ACARA v9 CONTENT DESCRIPTION “interpret unmarked and partially marked scales, and measure and compare length, mass, capacity and temperature using scaled instruments and appropriate units”
A ruler, a kitchen scale, a measuring jug and a thermometer all work the same way: a line of marks, each worth a fixed amount, and a reading taken from where the pointer or level falls. The Year 4 step is to read these marks precisely rather than estimating. The whole skill rests on one question asked first — what is each mark worth? — because once that is known, the rest is counting. A ruler marked every centimetre, a jug marked every hundred millilitres and a thermometer marked every degree are read by the same method, even though they measure completely different quantities.
Read the scale
On a marked instrument, every small division has a value. Read the arrow.
The arrow points to a mark on the ruler. How many centimetres is it?
Read where the pointer falls
Reading a scale is counting from zero to where the pointer or arrow lands. On a centimetre ruler each small mark is one centimetre, and the numbered marks every five give a quick way to count without losing place: jump in fives to the nearest numbered mark, then count the singles. This is the same skip-counting from Number, now doing measuring work. The habit to build is starting from a known point, usually zero, and counting marks in order — never guessing from the rough position, because precise reading is exactly what a marked instrument makes possible.
Find the mark
Set the pointer to a value. Knowing what each mark is worth makes it exact.
Move the pointer to 400 g. Each small mark is fifty grams.
Setting a value, not just reading one
Instruments work in both directions: a cook setting a kitchen scale to four hundred grams is using the marks to reach a target, not to read one. Moving a pointer to a chosen value needs the same understanding of what each mark is worth. On a scale marked every fifty grams, reaching four hundred means counting eight marks up from zero. Whether reading a measurement or setting one, the marks are the shared language, and a child who can do both truly understands the instrument rather than just glancing at a number.
Read the thermometer
Temperature uses a vertical scale in degrees. Read the level against the marks.
What temperature does the thermometer show? Each small mark is one degree.
A scale can run upward
A thermometer shows that scales are not only horizontal rulers: here the marks run vertically and the reading is the height the coloured level reaches. Temperature is a new quantity, measured in degrees, but the reading method is identical — find what each mark is worth, then read the level against the marks. Numbered every ten degrees with single-degree marks between, a thermometer is read just like a ruler stood on end. Meeting the same skill on a different instrument and a different quantity shows children that reading a scale is one general idea, not a separate trick for each tool.
What is each mark worth?
Reading a scale starts with finding the value of a single small division.
Before reading any instrument, work out what one small mark is worth.

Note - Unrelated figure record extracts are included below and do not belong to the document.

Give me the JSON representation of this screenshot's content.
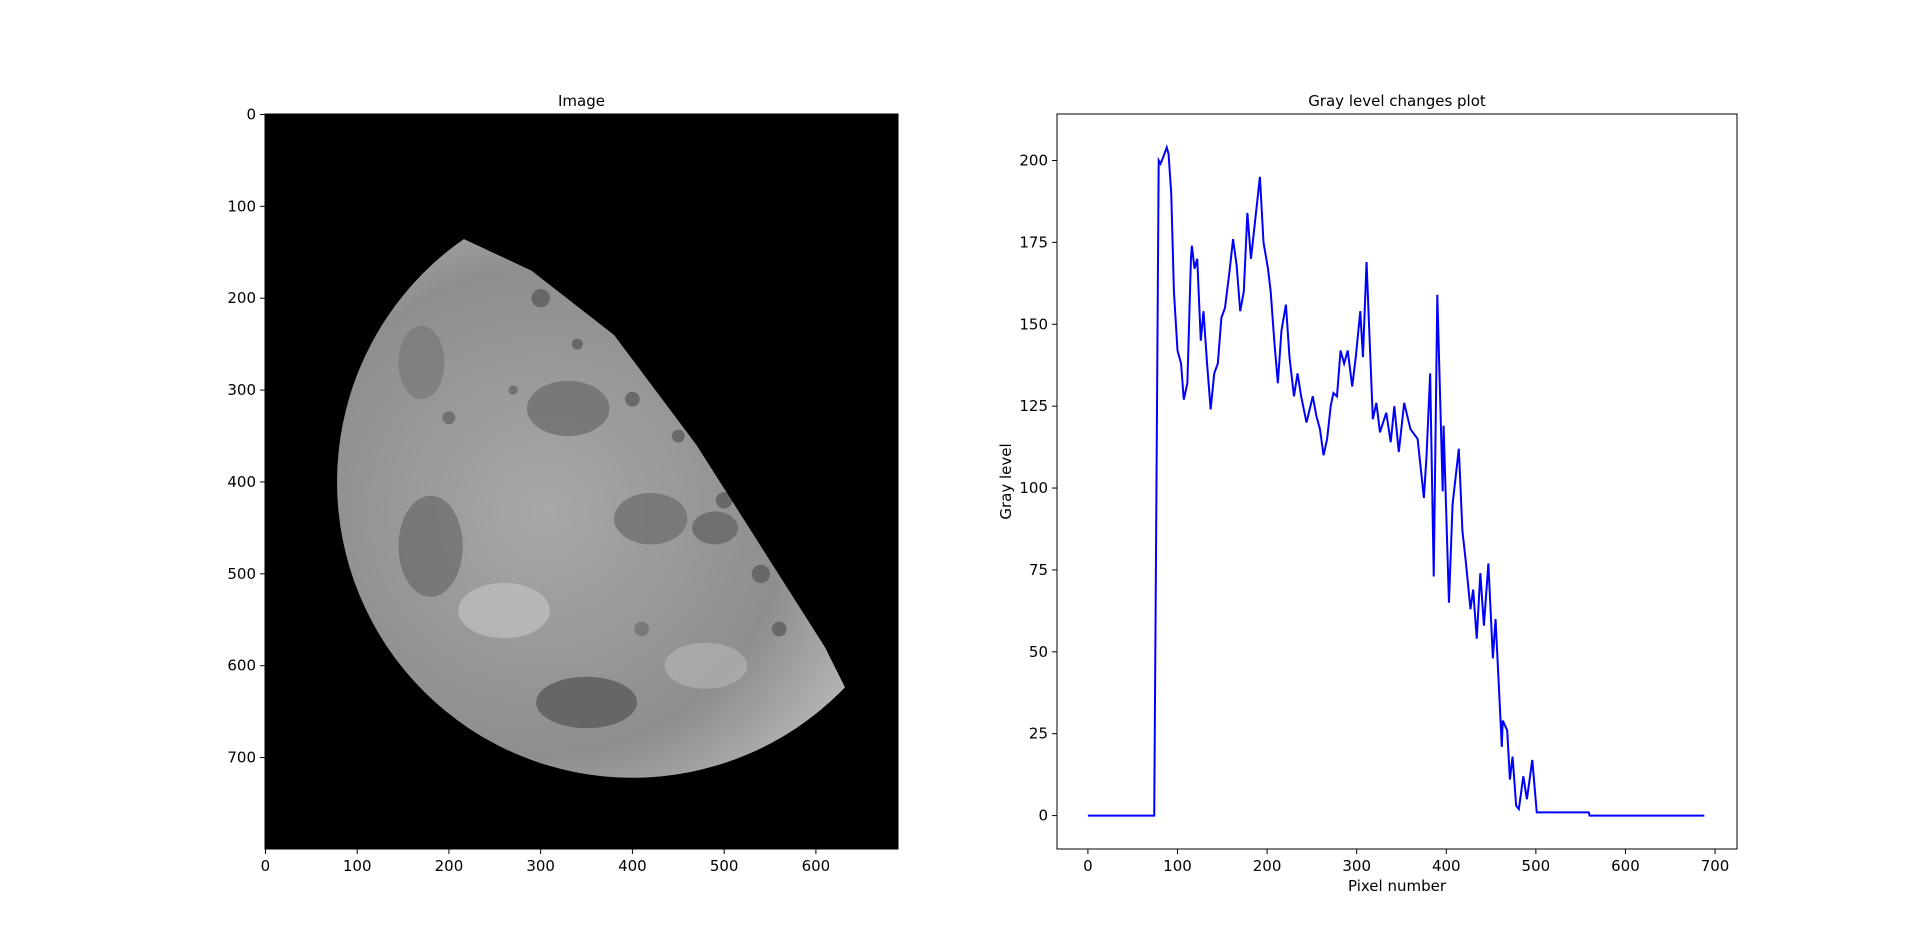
{
  "chart_data": [
    {
      "type": "image",
      "title": "Image",
      "xlim": [
        -0.5,
        689.5
      ],
      "ylim": [
        799.5,
        -0.5
      ],
      "xticks": [
        0,
        100,
        200,
        300,
        400,
        500,
        600
      ],
      "yticks": [
        0,
        100,
        200,
        300,
        400,
        500,
        600,
        700
      ]
    },
    {
      "type": "line",
      "title": "Gray level changes plot",
      "xlabel": "Pixel number",
      "ylabel": "Gray level",
      "color": "#0000ff",
      "xlim": [
        -34.5,
        724.5
      ],
      "ylim": [
        -10.2,
        214.2
      ],
      "xticks": [
        0,
        100,
        200,
        300,
        400,
        500,
        600,
        700
      ],
      "yticks": [
        0,
        25,
        50,
        75,
        100,
        125,
        150,
        175,
        200
      ],
      "x": [
        0,
        74,
        79,
        81,
        84,
        88,
        90,
        93,
        96,
        100,
        104,
        107,
        111,
        115,
        116,
        119,
        122,
        126,
        129,
        133,
        137,
        141,
        145,
        149,
        153,
        158,
        162,
        166,
        170,
        174,
        178,
        182,
        186,
        192,
        196,
        201,
        204,
        208,
        212,
        216,
        221,
        225,
        230,
        234,
        238,
        244,
        251,
        255,
        259,
        263,
        267,
        271,
        274,
        278,
        282,
        286,
        290,
        295,
        299,
        304,
        307,
        311,
        318,
        322,
        326,
        333,
        338,
        342,
        347,
        353,
        360,
        368,
        375,
        378,
        382,
        386,
        390,
        396,
        397,
        403,
        407,
        414,
        418,
        422,
        427,
        430,
        434,
        438,
        442,
        447,
        452,
        455,
        462,
        463,
        468,
        471,
        474,
        478,
        481,
        486,
        490,
        496,
        501,
        559,
        560,
        688
      ],
      "values": [
        0,
        0,
        200,
        199,
        201,
        204,
        202,
        190,
        160,
        142,
        138,
        127,
        132,
        170,
        174,
        167,
        170,
        145,
        154,
        138,
        124,
        135,
        138,
        152,
        155,
        166,
        176,
        168,
        154,
        160,
        184,
        170,
        180,
        195,
        175,
        167,
        160,
        145,
        132,
        148,
        156,
        140,
        128,
        135,
        128,
        120,
        128,
        122,
        118,
        110,
        115,
        125,
        129,
        128,
        142,
        138,
        142,
        131,
        140,
        154,
        140,
        169,
        121,
        126,
        117,
        123,
        114,
        125,
        111,
        126,
        118,
        115,
        97,
        110,
        135,
        73,
        159,
        99,
        119,
        65,
        95,
        112,
        87,
        77,
        63,
        69,
        54,
        74,
        58,
        77,
        48,
        60,
        21,
        29,
        26,
        11,
        18,
        3,
        2,
        12,
        5,
        17,
        1,
        1,
        0,
        0
      ]
    }
  ]
}
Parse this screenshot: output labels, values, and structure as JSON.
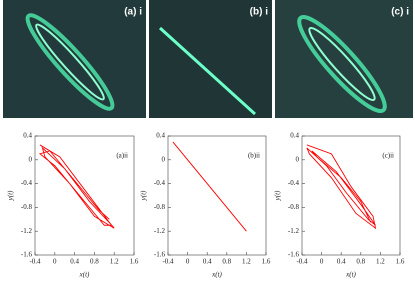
{
  "photos": [
    {
      "label": "(a) i"
    },
    {
      "label": "(b) i"
    },
    {
      "label": "(c) i"
    }
  ],
  "chart_data": [
    {
      "type": "line",
      "label": "(a)ii",
      "xlabel": "x(t)",
      "ylabel": "y(t)",
      "color": "#ff0000",
      "xlim": [
        -0.4,
        1.6
      ],
      "ylim": [
        -1.6,
        0.4
      ],
      "xticks": [
        -0.4,
        0,
        0.4,
        0.8,
        1.2,
        1.6
      ],
      "yticks": [
        0.4,
        0,
        -0.4,
        -0.8,
        -1.2,
        -1.6
      ],
      "x": [
        -0.3,
        0.1,
        0.6,
        1.1,
        1.2,
        0.8,
        0.3,
        -0.2,
        -0.25,
        0.2,
        0.7,
        1.15,
        1.0,
        0.5,
        0.0,
        -0.3,
        -0.1,
        0.4,
        0.9,
        1.1
      ],
      "y": [
        0.25,
        0.05,
        -0.5,
        -1.05,
        -1.15,
        -0.95,
        -0.4,
        0.05,
        0.2,
        -0.15,
        -0.7,
        -1.1,
        -1.1,
        -0.6,
        -0.1,
        0.1,
        0.15,
        -0.35,
        -0.85,
        -1.0
      ]
    },
    {
      "type": "line",
      "label": "(b)ii",
      "xlabel": "x(t)",
      "ylabel": "y(t)",
      "color": "#ff0000",
      "xlim": [
        -0.4,
        1.6
      ],
      "ylim": [
        -1.6,
        0.4
      ],
      "xticks": [
        -0.4,
        0,
        0.4,
        0.8,
        1.2,
        1.6
      ],
      "yticks": [
        0.4,
        0,
        -0.4,
        -0.8,
        -1.2,
        -1.6
      ],
      "x": [
        -0.3,
        1.2
      ],
      "y": [
        0.3,
        -1.2
      ]
    },
    {
      "type": "line",
      "label": "(c)ii",
      "xlabel": "x(t)",
      "ylabel": "y(t)",
      "color": "#ff0000",
      "xlim": [
        -0.4,
        1.6
      ],
      "ylim": [
        -1.6,
        0.4
      ],
      "xticks": [
        -0.4,
        0,
        0.4,
        0.8,
        1.2,
        1.6
      ],
      "yticks": [
        0.4,
        0,
        -0.4,
        -0.8,
        -1.2,
        -1.6
      ],
      "x": [
        -0.3,
        0.2,
        0.6,
        1.05,
        1.1,
        0.7,
        0.2,
        -0.25,
        -0.3,
        0.1,
        0.5,
        0.95,
        1.1,
        0.8,
        0.3,
        -0.2,
        -0.1,
        0.4,
        0.8,
        1.0
      ],
      "y": [
        0.25,
        0.1,
        -0.45,
        -0.95,
        -1.15,
        -0.9,
        -0.3,
        0.1,
        0.2,
        -0.1,
        -0.55,
        -1.0,
        -1.1,
        -0.75,
        -0.2,
        0.15,
        0.05,
        -0.3,
        -0.7,
        -1.05
      ]
    }
  ]
}
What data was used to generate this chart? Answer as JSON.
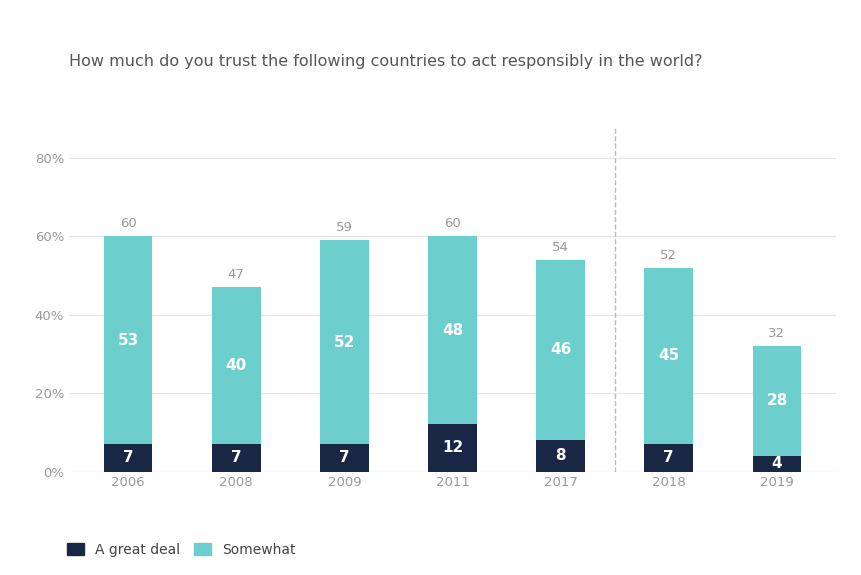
{
  "title": "How much do you trust the following countries to act responsibly in the world?",
  "years": [
    "2006",
    "2008",
    "2009",
    "2011",
    "2017",
    "2018",
    "2019"
  ],
  "great_deal": [
    7,
    7,
    7,
    12,
    8,
    7,
    4
  ],
  "somewhat": [
    53,
    40,
    52,
    48,
    46,
    45,
    28
  ],
  "totals": [
    60,
    47,
    59,
    60,
    54,
    52,
    32
  ],
  "color_great_deal": "#1a2744",
  "color_somewhat": "#6dcece",
  "background_color": "#ffffff",
  "ylim": [
    0,
    88
  ],
  "yticks": [
    0,
    20,
    40,
    60,
    80
  ],
  "ytick_labels": [
    "0%",
    "20%",
    "40%",
    "60%",
    "80%"
  ],
  "bar_width": 0.45,
  "divider_after_index": 4,
  "legend_label_great_deal": "A great deal",
  "legend_label_somewhat": "Somewhat",
  "title_fontsize": 11.5,
  "tick_fontsize": 9.5,
  "label_fontsize": 10,
  "annotation_fontsize": 11
}
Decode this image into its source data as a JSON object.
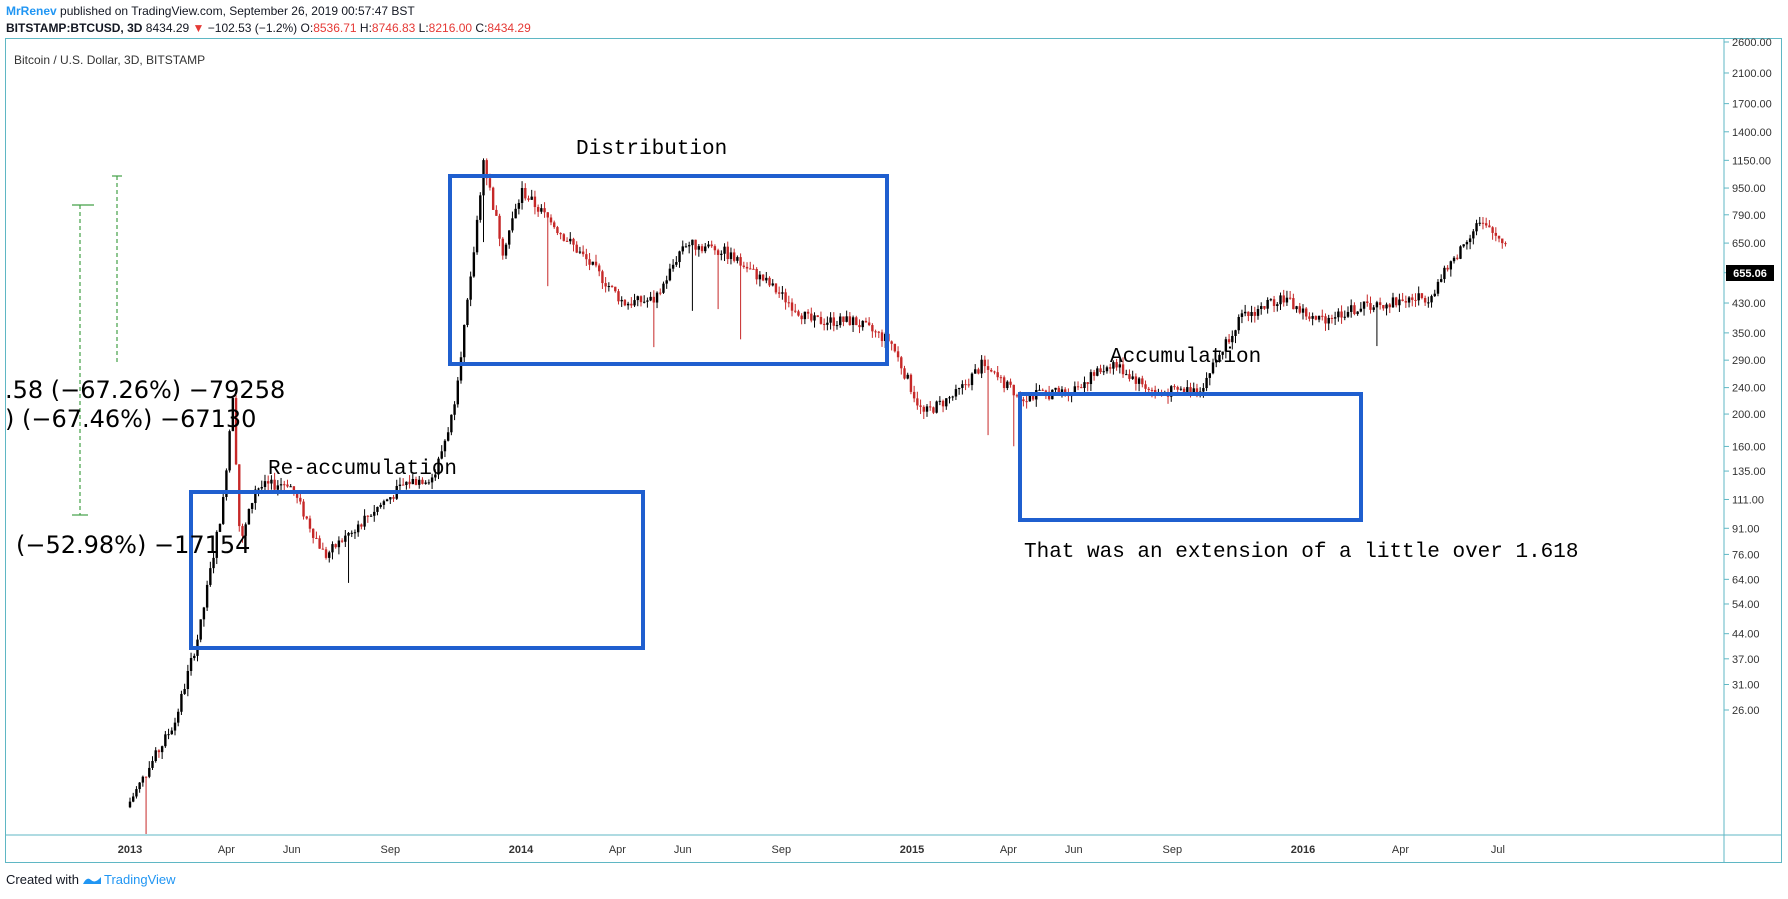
{
  "header": {
    "author": "MrRenev",
    "published": "published on TradingView.com, September 26, 2019 00:57:47 BST",
    "symbol": "BITSTAMP:BTCUSD, 3D",
    "last": "8434.29",
    "change": "−102.53 (−1.2%)",
    "o_label": "O:",
    "o": "8536.71",
    "h_label": "H:",
    "h": "8746.83",
    "l_label": "L:",
    "l": "8216.00",
    "c_label": "C:",
    "c": "8434.29"
  },
  "footer": {
    "created_with": "Created with",
    "brand": "TradingView"
  },
  "chart_data": {
    "type": "candlestick",
    "title": "Bitcoin / U.S. Dollar, 3D, BITSTAMP",
    "y_scale": "log",
    "y_ticks": [
      "2600.00",
      "2100.00",
      "1700.00",
      "1400.00",
      "1150.00",
      "950.00",
      "790.00",
      "650.00",
      "530.00",
      "430.00",
      "350.00",
      "290.00",
      "240.00",
      "200.00",
      "160.00",
      "135.00",
      "111.00",
      "91.00",
      "76.00",
      "64.00",
      "54.00",
      "44.00",
      "37.00",
      "31.00",
      "26.00"
    ],
    "x_ticks": [
      "2013",
      "Apr",
      "Jun",
      "Sep",
      "2014",
      "Apr",
      "Jun",
      "Sep",
      "2015",
      "Apr",
      "Jun",
      "Sep",
      "2016",
      "Apr",
      "Jul"
    ],
    "last_price_label": "655.06",
    "colors": {
      "up": "#000000",
      "down": "#c62828",
      "box": "#1f5fcf",
      "fib": "#43a047",
      "frame": "#5fb7c4"
    },
    "annotations": {
      "distribution": "Distribution",
      "reaccumulation": "Re-accumulation",
      "accumulation": "Accumulation",
      "extension_note": "That was an extension of a little over 1.618",
      "fib1": ".58 (−67.26%) −79258",
      ">fib2": ") (−67.46%) −67130",
      "fib3": "(−52.98%) −17154"
    },
    "series_path": [
      {
        "x": "2013-01-01",
        "y": 13.3
      },
      {
        "x": "2013-02-15",
        "y": 24
      },
      {
        "x": "2013-03-10",
        "y": 45
      },
      {
        "x": "2013-04-01",
        "y": 110
      },
      {
        "x": "2013-04-10",
        "y": 230
      },
      {
        "x": "2013-04-17",
        "y": 80
      },
      {
        "x": "2013-05-01",
        "y": 120
      },
      {
        "x": "2013-06-01",
        "y": 125
      },
      {
        "x": "2013-07-05",
        "y": 75
      },
      {
        "x": "2013-08-15",
        "y": 100
      },
      {
        "x": "2013-09-20",
        "y": 125
      },
      {
        "x": "2013-10-15",
        "y": 130
      },
      {
        "x": "2013-11-01",
        "y": 200
      },
      {
        "x": "2013-11-18",
        "y": 500
      },
      {
        "x": "2013-11-30",
        "y": 1150
      },
      {
        "x": "2013-12-18",
        "y": 620
      },
      {
        "x": "2014-01-05",
        "y": 930
      },
      {
        "x": "2014-02-10",
        "y": 700
      },
      {
        "x": "2014-03-10",
        "y": 560
      },
      {
        "x": "2014-04-10",
        "y": 430
      },
      {
        "x": "2014-05-10",
        "y": 440
      },
      {
        "x": "2014-06-05",
        "y": 650
      },
      {
        "x": "2014-07-10",
        "y": 620
      },
      {
        "x": "2014-08-20",
        "y": 500
      },
      {
        "x": "2014-10-01",
        "y": 380
      },
      {
        "x": "2014-11-10",
        "y": 380
      },
      {
        "x": "2014-12-15",
        "y": 330
      },
      {
        "x": "2015-01-14",
        "y": 200
      },
      {
        "x": "2015-02-15",
        "y": 230
      },
      {
        "x": "2015-03-10",
        "y": 280
      },
      {
        "x": "2015-04-15",
        "y": 225
      },
      {
        "x": "2015-06-01",
        "y": 235
      },
      {
        "x": "2015-07-10",
        "y": 285
      },
      {
        "x": "2015-08-20",
        "y": 230
      },
      {
        "x": "2015-10-01",
        "y": 240
      },
      {
        "x": "2015-11-04",
        "y": 380
      },
      {
        "x": "2015-12-15",
        "y": 450
      },
      {
        "x": "2016-01-15",
        "y": 380
      },
      {
        "x": "2016-03-01",
        "y": 420
      },
      {
        "x": "2016-05-01",
        "y": 450
      },
      {
        "x": "2016-06-15",
        "y": 750
      },
      {
        "x": "2016-07-10",
        "y": 655
      }
    ]
  }
}
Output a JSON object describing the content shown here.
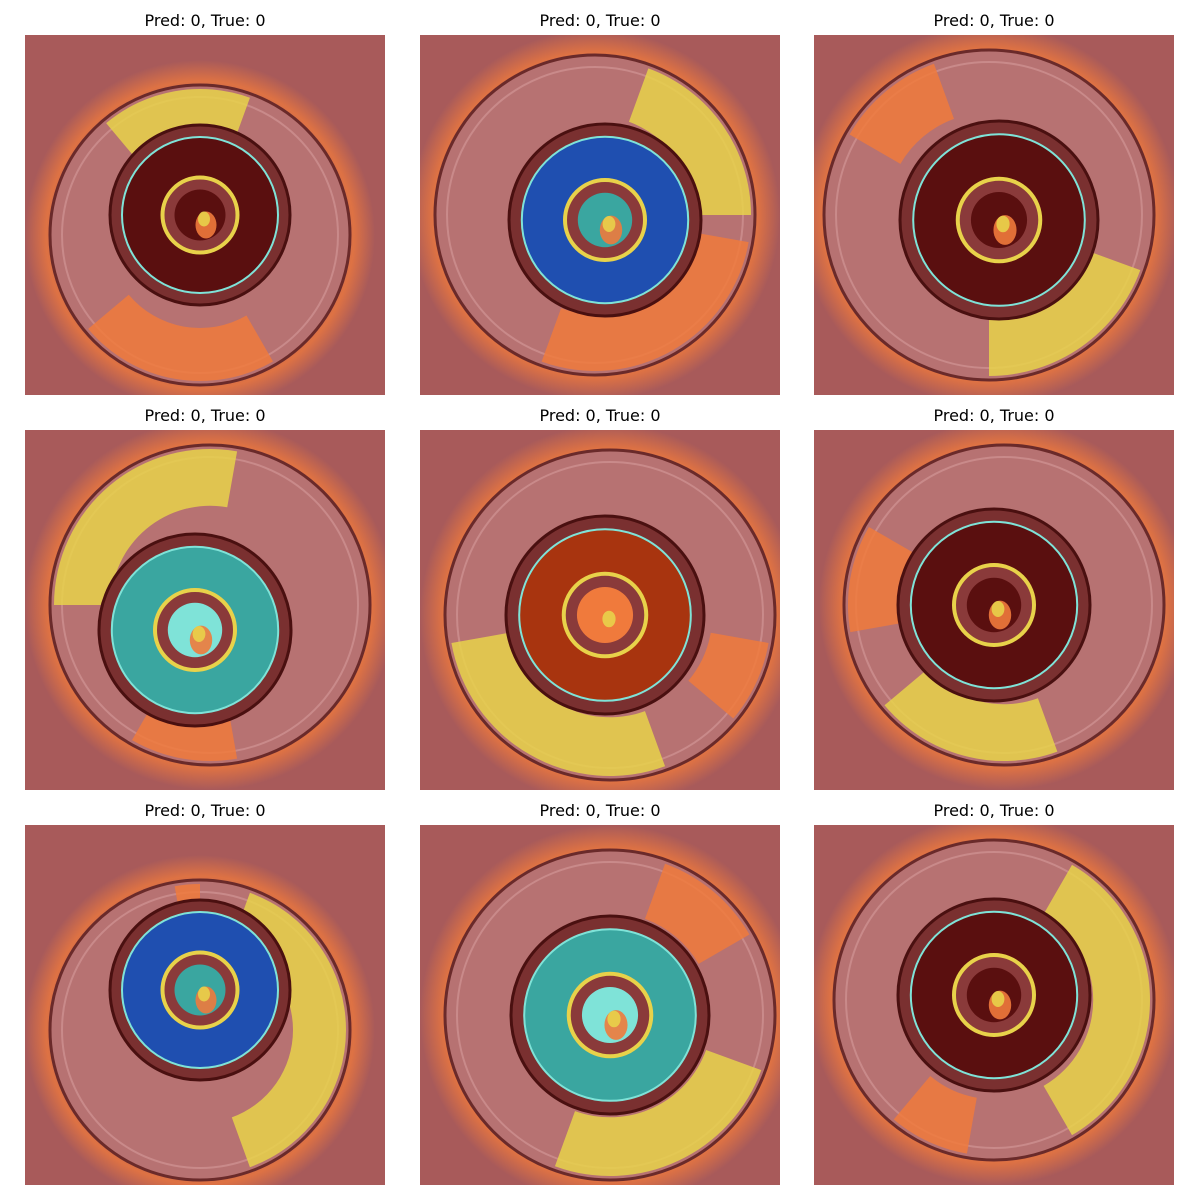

First, find what one mark is worth
The key to any instrument, especially a partly marked one, is working out the value of a single small division before reading anything. Take the gap between two numbered marks and share it among the small marks that fill it: a jug numbered every hundred millilitres with no marks between reads in hundreds; a ruler numbered every five centimetres with four small marks between reads in single centimetres. Scales differ in how finely they are divided, so this step cannot be skipped. Once the value of one mark is known, even an unfamiliar instrument becomes readable, which is the heart of interpreting scaled instruments.
Between the marks
A reading often lands between two marks. Judge the value from where it sits.
The arrow sits between 30 and 40. What value is it?
Reading between the marks
Real measurements often fall between two marks, and a good reader judges the value from where the pointer sits rather than forcing it onto the nearest line. An arrow exactly halfway between the thirty and forty marks reads thirty-five, because halfway between the marks is halfway in value. This judgement — estimating the in-between, using the known value of each mark — is the most refined reading skill, and it connects straight to the tenths and hundredths of decimals, where the space between two whole numbers is itself divided. With marks understood, scales read in both directions, and in-between values judged, a child can measure length, mass, capacity and temperature on any scaled instrument with real precision.
Match instrument to quantity
Every quantity has a matching instrument and units, all read by their scales.
Each quantity has its own instrument and units. Reveal each row to match them.
Quick self-check
1. On a ruler, the numbered marks are every 5 cm with four small marks between. Each small mark is...
2. A measuring jug is marked 0 to 1000 mL with a mark every 100 mL. Each mark is...
3. A thermometer numbered every 10 degrees, with ten small marks between, has each small mark worth...
4. An arrow sits exactly halfway between the 70 and 80 marks on a millilitre scale. It reads...
5. Which instrument and unit go with measuring temperature?